The BGB director general said, ‘I took over a few months ago…What I know about the matter is that BGB has received a letter from BSF regarding the three witnesses whom the Indian court wants to examine.’ 

‘In December last, Rangpur sector headquarters of BGB wrote to the BSF to know about the location, time and date for the three Bangladeshi witnesses to be present for their appearance in the Indian court. But the BSF has not replied to the BGB letter as yet. We are waiting for the reply,’ he said.

‘The BGB is ready to provide all necessary support,’ he added.

Meanwhile, Felani’s father Nur Islam Nuru is anxiously waiting to hear that the killer of his innocent daughter has been punished.
‘I am the number one witness to the murder of my daughter on the border… I was on the spot. I am ready to testify in the Indian court and demand justice…,’ Nuru said.

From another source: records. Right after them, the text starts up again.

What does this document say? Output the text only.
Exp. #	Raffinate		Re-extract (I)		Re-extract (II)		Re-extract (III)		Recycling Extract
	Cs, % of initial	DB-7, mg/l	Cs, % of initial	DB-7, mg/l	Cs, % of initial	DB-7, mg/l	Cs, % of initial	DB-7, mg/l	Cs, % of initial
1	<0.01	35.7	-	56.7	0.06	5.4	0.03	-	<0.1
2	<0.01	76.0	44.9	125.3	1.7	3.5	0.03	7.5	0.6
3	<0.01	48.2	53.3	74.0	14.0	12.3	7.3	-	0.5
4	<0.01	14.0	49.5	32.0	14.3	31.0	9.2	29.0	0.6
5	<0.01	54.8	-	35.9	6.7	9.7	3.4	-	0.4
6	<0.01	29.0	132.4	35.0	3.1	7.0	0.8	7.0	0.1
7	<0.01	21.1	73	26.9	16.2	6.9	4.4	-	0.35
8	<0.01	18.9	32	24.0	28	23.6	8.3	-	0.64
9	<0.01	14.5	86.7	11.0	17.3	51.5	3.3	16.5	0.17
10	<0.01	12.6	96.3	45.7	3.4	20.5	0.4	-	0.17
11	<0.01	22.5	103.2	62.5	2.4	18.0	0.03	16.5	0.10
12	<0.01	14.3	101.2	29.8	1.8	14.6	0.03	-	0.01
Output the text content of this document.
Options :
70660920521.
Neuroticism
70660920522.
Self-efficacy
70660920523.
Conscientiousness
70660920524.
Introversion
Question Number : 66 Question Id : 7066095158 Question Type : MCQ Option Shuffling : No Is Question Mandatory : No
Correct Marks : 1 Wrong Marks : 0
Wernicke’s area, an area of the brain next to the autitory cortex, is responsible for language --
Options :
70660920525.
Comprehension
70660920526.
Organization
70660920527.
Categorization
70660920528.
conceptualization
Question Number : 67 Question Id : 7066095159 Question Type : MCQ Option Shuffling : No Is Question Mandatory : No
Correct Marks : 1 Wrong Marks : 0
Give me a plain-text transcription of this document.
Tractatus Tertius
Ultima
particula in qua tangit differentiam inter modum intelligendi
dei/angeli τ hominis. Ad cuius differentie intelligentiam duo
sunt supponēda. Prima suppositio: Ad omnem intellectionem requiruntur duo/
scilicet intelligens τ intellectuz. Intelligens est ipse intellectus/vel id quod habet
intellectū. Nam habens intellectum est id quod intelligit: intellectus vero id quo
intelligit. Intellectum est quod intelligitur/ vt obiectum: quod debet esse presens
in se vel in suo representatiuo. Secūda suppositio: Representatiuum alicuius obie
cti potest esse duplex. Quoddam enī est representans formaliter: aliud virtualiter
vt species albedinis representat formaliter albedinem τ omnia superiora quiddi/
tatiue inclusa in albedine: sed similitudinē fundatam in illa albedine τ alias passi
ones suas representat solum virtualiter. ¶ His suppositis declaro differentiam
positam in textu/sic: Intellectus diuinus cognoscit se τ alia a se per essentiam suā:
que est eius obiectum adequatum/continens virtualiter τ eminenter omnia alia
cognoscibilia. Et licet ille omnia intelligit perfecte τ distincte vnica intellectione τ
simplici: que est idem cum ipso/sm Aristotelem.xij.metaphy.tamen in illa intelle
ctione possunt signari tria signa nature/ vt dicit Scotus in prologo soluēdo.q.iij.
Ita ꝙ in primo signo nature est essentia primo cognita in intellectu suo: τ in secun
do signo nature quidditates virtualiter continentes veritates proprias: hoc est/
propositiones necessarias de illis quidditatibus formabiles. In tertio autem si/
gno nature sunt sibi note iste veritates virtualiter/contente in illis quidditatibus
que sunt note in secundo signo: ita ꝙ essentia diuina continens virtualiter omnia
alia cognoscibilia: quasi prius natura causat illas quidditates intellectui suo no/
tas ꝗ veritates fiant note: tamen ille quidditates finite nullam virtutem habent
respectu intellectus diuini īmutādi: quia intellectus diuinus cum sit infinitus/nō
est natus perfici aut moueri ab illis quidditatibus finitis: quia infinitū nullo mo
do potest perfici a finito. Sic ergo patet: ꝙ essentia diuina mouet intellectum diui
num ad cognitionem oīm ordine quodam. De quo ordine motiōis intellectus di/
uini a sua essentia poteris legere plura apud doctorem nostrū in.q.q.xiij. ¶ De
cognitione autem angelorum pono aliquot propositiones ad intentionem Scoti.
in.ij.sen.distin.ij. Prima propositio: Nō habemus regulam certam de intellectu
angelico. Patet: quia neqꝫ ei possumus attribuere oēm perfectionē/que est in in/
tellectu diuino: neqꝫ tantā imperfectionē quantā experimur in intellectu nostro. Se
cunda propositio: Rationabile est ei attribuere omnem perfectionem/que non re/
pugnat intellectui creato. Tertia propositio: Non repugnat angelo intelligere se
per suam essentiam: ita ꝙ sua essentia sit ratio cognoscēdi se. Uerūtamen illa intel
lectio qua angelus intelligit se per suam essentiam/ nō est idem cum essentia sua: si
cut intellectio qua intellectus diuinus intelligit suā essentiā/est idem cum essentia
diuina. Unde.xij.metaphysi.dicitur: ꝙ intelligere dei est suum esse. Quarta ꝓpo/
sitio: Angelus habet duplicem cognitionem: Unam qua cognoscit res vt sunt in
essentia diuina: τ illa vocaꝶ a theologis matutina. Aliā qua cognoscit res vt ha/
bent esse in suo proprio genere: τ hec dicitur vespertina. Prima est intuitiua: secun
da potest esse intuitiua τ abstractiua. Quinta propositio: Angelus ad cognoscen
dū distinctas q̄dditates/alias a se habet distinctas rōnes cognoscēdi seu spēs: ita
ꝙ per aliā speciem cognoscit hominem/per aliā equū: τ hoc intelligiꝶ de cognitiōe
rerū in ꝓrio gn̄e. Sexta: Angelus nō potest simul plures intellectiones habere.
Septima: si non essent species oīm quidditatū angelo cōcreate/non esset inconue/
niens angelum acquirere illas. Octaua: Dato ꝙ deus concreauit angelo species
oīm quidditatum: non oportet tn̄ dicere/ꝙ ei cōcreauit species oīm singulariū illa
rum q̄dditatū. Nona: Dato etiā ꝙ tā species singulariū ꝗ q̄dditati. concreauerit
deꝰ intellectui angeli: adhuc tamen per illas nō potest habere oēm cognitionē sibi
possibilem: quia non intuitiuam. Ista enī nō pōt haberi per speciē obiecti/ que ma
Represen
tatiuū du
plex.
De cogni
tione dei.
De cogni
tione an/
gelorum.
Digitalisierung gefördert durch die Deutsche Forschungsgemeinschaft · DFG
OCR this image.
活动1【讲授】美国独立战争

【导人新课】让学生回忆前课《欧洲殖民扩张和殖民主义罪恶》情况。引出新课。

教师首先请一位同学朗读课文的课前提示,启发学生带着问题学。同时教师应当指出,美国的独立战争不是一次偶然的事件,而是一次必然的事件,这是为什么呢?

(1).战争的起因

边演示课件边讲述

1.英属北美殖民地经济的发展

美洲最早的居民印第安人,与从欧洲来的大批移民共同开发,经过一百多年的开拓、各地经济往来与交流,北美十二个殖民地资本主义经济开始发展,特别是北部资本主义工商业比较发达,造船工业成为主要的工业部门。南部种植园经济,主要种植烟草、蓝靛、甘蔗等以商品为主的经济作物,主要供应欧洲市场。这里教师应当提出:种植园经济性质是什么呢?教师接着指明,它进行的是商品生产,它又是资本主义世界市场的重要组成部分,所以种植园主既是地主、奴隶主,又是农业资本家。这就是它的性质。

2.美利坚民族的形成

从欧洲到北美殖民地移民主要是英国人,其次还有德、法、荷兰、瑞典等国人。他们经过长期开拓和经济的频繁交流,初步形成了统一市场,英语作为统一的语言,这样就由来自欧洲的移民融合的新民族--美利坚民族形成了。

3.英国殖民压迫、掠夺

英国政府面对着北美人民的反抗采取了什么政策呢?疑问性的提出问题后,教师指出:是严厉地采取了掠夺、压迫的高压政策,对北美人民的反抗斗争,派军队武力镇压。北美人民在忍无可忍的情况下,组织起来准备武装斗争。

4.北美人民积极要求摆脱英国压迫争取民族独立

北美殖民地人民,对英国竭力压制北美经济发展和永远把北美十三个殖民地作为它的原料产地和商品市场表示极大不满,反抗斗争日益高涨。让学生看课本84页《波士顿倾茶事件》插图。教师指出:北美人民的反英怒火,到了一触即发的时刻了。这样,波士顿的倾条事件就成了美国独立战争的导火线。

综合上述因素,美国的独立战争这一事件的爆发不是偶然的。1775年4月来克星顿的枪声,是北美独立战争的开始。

Felani’s father also said that last month, a BGB member came to his house and took him to the camp of 27 Battalion. They told him that he might need to go with them to India to testify as a witness to his daughter’s killing.

‘Later I received threats from some locals that I might invite trouble if I go to India to testify. Now I am worried…,’ Nur said.

‘But I am ready to go to the court any day. The then home minister Sahara Khatun came to my house and gave me Tk 3 lakh. I had requested the home minister to take action against Felani’s killers. But I did not see any action in last two years. I have doubt if the government is serious about it,’ he said. 

On the morning of January 7, 2011, Felani and her father were returning from India as the date of her marriage had been set. Her father crossed into Bangladesh by scaling the barbed-wire fences but Felani failed as her clothes got tangled in the barbed wire on the international border 947 ( between pillars 3 and 4 at Anantapur, Fulbari) and she was shot dead by the BSF. Felani used to work as a domestic help in New Delhi. 

The body of Felani remained hanging from the barbed wire fences for about four hours before the BSF soldiers took it away. The BSF later handed over Felani’s body to the BGB.